Anya Behl suffered her first episode of what would later be diagnosed as alternating hemiplegia of childhood (AHC) at ten weeks old in October 2017.
Those with the lifelong condition are described as “human timebombs” as the illness – which is like having seven diseases at once, including stroke-like paralysis and symptoms of Parkinson’s disease – can strike at anytime.
Her parents Abhishek and Katherine told how everything stopped and their lives changed after their daughter let out a “terrible scream” as her eyes started to flicker during her first episode of the condition.

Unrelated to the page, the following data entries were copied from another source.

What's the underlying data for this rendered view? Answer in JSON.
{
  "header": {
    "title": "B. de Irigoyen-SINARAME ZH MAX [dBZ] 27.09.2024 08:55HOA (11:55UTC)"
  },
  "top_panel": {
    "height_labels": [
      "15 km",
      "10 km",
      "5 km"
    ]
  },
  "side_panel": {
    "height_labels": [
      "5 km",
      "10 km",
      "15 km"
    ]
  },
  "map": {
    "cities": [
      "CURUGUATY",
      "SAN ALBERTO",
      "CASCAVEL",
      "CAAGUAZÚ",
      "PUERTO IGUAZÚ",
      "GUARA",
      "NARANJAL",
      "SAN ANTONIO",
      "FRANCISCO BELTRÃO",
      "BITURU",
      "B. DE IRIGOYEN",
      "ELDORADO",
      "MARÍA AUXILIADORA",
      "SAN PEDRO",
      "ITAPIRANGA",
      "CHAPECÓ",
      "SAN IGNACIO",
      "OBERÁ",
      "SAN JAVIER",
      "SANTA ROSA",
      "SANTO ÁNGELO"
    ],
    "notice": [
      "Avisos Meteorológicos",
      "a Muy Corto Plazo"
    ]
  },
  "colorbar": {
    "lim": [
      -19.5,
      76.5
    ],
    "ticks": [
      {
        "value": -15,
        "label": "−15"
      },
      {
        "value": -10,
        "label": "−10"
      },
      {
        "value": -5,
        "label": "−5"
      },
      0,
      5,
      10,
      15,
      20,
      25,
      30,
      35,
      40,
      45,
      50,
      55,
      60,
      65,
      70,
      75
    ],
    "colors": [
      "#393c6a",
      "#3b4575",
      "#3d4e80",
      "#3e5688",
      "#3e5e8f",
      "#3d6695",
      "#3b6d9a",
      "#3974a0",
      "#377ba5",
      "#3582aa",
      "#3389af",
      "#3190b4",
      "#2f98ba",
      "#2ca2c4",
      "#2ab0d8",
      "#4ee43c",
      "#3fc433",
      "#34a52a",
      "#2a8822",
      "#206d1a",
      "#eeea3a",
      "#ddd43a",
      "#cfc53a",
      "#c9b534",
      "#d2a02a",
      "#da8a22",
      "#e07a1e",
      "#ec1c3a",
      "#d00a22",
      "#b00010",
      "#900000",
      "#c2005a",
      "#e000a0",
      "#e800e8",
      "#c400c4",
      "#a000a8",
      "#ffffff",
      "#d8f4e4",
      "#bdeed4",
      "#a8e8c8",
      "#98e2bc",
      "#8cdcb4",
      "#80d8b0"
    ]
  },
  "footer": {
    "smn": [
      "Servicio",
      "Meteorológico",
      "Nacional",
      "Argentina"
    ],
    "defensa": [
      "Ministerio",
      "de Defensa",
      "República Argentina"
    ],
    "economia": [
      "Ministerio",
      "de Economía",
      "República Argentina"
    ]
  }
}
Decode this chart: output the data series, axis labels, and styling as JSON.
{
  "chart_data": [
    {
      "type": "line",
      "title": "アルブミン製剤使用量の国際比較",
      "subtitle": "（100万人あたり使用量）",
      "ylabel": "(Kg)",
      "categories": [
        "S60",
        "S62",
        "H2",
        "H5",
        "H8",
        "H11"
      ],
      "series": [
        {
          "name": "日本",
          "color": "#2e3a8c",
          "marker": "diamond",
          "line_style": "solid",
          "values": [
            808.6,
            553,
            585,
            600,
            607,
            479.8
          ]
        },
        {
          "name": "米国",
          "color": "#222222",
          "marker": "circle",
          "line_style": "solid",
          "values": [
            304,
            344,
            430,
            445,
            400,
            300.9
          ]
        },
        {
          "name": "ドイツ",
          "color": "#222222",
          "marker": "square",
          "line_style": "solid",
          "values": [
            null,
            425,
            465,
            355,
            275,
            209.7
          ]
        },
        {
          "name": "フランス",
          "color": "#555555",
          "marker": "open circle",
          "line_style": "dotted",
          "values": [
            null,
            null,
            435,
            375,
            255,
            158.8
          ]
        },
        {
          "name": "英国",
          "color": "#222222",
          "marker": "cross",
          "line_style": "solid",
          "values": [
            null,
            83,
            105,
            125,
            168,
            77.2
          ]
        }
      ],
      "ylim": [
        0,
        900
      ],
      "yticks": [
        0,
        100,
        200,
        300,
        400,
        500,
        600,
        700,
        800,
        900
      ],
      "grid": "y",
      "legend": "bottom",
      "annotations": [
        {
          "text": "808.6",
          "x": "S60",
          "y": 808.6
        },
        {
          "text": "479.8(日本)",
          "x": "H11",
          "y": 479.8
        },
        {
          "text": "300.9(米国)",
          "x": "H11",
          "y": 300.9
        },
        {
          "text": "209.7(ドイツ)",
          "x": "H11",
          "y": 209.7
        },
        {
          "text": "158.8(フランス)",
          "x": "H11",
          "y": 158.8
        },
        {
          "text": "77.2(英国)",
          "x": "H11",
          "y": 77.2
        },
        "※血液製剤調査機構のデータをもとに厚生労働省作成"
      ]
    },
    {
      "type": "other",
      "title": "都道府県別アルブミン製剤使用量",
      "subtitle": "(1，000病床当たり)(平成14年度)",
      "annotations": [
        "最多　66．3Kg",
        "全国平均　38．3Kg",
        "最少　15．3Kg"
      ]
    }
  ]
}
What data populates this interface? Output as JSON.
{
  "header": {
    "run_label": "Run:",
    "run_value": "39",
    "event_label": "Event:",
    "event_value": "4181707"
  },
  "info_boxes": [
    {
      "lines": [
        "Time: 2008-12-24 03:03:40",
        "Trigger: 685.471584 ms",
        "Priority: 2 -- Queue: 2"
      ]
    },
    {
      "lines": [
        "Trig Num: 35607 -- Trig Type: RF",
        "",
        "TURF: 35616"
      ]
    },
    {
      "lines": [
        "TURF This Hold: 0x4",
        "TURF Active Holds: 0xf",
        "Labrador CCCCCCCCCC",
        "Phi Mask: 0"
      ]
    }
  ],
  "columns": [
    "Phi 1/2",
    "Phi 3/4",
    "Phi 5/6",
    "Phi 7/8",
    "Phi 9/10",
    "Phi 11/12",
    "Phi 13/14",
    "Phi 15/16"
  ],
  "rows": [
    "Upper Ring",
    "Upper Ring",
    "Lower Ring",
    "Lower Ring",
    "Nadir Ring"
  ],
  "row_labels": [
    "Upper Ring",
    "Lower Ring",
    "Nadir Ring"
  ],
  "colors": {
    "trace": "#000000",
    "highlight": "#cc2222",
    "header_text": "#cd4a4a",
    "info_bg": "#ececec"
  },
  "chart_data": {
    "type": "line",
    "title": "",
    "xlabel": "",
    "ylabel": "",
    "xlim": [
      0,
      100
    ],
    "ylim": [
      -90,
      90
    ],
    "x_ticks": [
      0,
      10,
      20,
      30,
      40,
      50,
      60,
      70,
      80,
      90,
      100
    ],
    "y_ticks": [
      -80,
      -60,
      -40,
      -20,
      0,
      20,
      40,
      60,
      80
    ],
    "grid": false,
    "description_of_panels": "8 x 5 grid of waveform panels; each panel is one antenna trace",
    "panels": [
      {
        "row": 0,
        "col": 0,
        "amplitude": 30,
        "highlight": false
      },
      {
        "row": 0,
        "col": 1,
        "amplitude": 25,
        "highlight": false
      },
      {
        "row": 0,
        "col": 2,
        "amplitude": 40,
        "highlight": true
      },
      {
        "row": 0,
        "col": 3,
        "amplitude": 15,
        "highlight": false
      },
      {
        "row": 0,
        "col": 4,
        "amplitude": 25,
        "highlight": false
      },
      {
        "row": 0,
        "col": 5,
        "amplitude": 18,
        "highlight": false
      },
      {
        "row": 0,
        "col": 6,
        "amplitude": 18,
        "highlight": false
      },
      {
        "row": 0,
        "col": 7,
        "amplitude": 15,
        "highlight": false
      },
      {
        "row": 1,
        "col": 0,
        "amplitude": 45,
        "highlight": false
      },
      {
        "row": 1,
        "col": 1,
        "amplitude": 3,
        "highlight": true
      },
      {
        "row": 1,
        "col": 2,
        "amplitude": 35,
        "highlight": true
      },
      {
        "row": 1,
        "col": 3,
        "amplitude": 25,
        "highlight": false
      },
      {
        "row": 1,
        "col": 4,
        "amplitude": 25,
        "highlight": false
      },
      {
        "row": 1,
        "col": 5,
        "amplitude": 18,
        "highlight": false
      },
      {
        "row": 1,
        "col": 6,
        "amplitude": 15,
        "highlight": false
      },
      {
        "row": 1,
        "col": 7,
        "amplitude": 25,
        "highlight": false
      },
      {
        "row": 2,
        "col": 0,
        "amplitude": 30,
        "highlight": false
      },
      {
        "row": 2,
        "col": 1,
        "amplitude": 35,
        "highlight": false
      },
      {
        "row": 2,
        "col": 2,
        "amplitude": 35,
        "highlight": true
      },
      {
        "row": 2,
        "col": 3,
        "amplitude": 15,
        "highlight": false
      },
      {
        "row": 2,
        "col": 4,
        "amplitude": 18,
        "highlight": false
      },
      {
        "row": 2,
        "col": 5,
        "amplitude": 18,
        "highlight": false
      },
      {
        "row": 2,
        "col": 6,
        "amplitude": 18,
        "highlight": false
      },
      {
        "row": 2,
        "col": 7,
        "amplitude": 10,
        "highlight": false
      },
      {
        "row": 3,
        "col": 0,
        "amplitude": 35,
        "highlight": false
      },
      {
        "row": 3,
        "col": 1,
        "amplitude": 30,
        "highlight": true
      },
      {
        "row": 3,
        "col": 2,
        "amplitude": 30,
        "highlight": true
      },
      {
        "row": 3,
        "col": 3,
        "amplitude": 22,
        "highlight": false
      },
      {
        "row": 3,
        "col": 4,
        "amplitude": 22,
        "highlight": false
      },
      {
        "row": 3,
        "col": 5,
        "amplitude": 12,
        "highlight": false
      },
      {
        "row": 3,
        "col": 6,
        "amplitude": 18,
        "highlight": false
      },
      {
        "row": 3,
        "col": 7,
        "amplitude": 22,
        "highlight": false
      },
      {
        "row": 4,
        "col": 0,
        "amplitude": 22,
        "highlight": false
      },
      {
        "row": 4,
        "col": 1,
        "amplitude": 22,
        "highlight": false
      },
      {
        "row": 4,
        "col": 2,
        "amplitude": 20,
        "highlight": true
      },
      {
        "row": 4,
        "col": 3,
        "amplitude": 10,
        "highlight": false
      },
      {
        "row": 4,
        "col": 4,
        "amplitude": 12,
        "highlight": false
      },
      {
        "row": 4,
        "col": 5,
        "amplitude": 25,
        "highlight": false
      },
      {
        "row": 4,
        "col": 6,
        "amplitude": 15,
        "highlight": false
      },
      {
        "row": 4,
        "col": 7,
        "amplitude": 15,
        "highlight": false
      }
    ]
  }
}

The couple, who live in Edinburgh, rushed Anya – who by this time looked like she was having a stroke – to the city’s Royal Hospital for Sick Children.
Mrs Behl said they thought their daughter “was going to die” and that as a hospital doctor she knew what was going on medically – but as a mother she felt “helpless”.
After four months of tests and a belief that she was suffering from epilepsy, Mrs Behl, was told Anya had the ATP1A3 gene responsible for around 80 per cent of AHC cases after being tested for rare diseases.
Anya is one of only two children in Scotland with the condition and there are around 45 families in the UK living with it and only 500 worldwide.
Mrs Behl detailed the emotional toll her daughter’s condition has taken on the couple, with her husband quitting his job as a travel consultant to look after Anya on a full time basis.
She said: “We just have to live truly in the moment and enjoy a good hour or good day or even enjoy her being able to eat breakfast without paralysis or distress rather than think of the whole picture.
“At first we used to get anxious waiting for the next episode to hit not knowing what might come but we realised it wasn’t sustainable to live like that.
“We are grateful for the moments she is well and her happy self and try not to focus on it changing in a second. “We know how fragile life can be.”
She added: “It doesn’t ever leave you, though, and it influences every single thing we do.
“We don’t leave home without her emergency medications. Our nappy bag includes her emergency meds and a paediatric face mask should we need to help support her airway if it affects her breathing.
“When she’s paralysed down one side, but not in her worst case, it’s heartbreaking to see her try to crawl when she can’t balance, unable to move one side or support herself.
“In 18 months at least one of us (my husband or I) have been with her 24/7 – except for one hour when my mum looked after her – constantly watching her as her condition can change in a second.”
The couple have launched an “Anya is a One in a Million” fundraising campaign on their JustGiving page which has raised more than £5,000 of a £25,000 target to help fund a pre-clinical, non-human trial to be conducted with the support of several AHC foundations in the US.
The trial is essential before ethical approval can be sought with a view to testing the gene therapy in humans.
Mrs Behl said: “Despite starting 2019 with Anya in and out of paralysis, distress and a host of neurological symptoms, we now have real hope for advancements in AHC research.”